Além de não apresentar propostas para a área ambiental, o plano de governo de Braga – resumido em seis páginas – defende propostas econômicas que representam consideráveis impactos para o meio ambiente. Entre elas está a exploração de silvinita para sua transformação em potássio, que, por sua vez, poderia ser utilizado como fertilizante pelo agronegócio do país.
Segundo o documento, tal exploração minerária garantiria ao “Amazonas uma participação no mercado do agronegócio brasileiro numa escala de 8 a 10 bilhões de dólares em fertilizantes, com baixo impacto ambiental e usando o corredor de logística do Rio Madeira e a BR 319 para escoamento”.
Outra proposta do emedebista é potencializar a exploração de gás natural. O Amazonas detém a maior concentração de gás natural fora da costa litorânea. Hoje o estado já explora o gás por meio da Província Petrolífera de Urucu, no município de Coari, localizado no médio Solimões.
“O Amazonas concentra a exploração apenas no uso menos nobre do produto, na transformação em energia elétrica. A exploração do gás mais nobre, na industrialização e na indústria gás química introduzirá o estado no mercado nacional e internacional de fertilizantes, sem derrubar uma única árvore”, diz o texto.
O candidato ainda defende o que classifica como exploração “racional e inteligente” dos recursos florestais, sejam os de origem madeireira ou não-madeireira.
Já o candidato à reeleição, Wilson Lima, faz uma abordagem nem tão enxuta para o meio ambiente, mas trata as propostas por tópicos curtos e sucintos. O governador fala em fortalecer o Programa Guardiões da Floresta caso reeleito.

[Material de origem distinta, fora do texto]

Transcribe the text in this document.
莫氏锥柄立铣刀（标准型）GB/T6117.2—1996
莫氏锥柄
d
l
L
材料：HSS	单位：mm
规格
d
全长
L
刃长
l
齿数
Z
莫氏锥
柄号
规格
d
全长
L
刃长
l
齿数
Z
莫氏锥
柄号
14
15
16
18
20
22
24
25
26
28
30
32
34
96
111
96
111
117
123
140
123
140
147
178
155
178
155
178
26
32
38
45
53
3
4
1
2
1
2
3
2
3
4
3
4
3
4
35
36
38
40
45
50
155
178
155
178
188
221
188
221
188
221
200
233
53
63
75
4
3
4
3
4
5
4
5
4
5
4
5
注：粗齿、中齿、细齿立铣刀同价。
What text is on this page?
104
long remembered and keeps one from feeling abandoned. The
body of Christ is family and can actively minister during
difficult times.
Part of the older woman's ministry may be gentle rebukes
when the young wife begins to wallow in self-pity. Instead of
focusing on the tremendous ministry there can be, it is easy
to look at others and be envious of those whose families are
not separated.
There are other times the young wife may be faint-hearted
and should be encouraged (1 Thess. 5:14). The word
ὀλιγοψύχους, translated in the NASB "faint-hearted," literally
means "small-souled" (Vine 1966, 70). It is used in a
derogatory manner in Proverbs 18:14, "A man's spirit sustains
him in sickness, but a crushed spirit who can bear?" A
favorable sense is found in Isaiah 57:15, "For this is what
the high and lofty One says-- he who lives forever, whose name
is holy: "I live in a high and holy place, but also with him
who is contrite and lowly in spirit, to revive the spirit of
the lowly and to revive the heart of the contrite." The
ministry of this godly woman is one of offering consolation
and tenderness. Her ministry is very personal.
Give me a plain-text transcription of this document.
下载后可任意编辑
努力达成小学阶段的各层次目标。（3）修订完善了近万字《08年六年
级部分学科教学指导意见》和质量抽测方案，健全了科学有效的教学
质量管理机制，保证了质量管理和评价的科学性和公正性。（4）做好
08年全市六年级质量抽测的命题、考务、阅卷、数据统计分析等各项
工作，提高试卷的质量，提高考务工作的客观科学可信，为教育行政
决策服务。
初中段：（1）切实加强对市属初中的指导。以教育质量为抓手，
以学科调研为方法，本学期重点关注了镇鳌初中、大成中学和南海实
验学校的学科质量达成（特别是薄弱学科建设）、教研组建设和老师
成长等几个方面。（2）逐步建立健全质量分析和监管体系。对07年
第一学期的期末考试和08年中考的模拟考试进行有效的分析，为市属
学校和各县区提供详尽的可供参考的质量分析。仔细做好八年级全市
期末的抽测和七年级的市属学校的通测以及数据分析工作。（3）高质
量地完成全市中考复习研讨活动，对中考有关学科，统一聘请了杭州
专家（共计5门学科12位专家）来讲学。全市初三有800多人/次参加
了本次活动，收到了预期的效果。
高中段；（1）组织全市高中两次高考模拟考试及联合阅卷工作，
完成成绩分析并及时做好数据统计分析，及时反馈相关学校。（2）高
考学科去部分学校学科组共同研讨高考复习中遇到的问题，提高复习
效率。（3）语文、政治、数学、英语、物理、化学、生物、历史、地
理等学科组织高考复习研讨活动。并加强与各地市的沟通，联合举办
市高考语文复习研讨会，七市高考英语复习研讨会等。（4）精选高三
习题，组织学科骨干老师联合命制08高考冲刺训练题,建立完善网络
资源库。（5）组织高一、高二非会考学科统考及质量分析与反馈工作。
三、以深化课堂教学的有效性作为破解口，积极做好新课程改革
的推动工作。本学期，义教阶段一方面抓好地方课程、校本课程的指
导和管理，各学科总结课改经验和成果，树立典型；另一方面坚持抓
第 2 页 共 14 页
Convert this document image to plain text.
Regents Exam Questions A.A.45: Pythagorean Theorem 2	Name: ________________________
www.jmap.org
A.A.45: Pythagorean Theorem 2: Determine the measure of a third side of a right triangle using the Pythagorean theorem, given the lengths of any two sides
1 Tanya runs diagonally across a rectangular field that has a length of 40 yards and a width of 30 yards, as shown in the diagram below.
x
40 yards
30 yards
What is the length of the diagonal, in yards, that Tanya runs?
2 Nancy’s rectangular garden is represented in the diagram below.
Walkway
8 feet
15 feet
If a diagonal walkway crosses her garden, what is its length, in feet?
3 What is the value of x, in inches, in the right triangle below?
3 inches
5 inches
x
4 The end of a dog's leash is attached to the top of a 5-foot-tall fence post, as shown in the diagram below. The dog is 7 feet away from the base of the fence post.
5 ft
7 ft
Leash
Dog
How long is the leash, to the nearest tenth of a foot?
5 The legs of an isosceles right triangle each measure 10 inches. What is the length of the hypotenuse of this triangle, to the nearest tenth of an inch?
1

O programa realiza o pagamento financeiro às famílias moradoras de unidades de conservação do estado como incentivo pela preservação destas áreas; o plano ainda diz que fortalecerá iniciativas de bioeconomia para as comunidades da floresta. O documento também sinaliza com intenções de criação do marco legal para o mercado de carbono, estabelecendo o programa (de pagamento por desmatamento evitado) REDD+ Amazonas.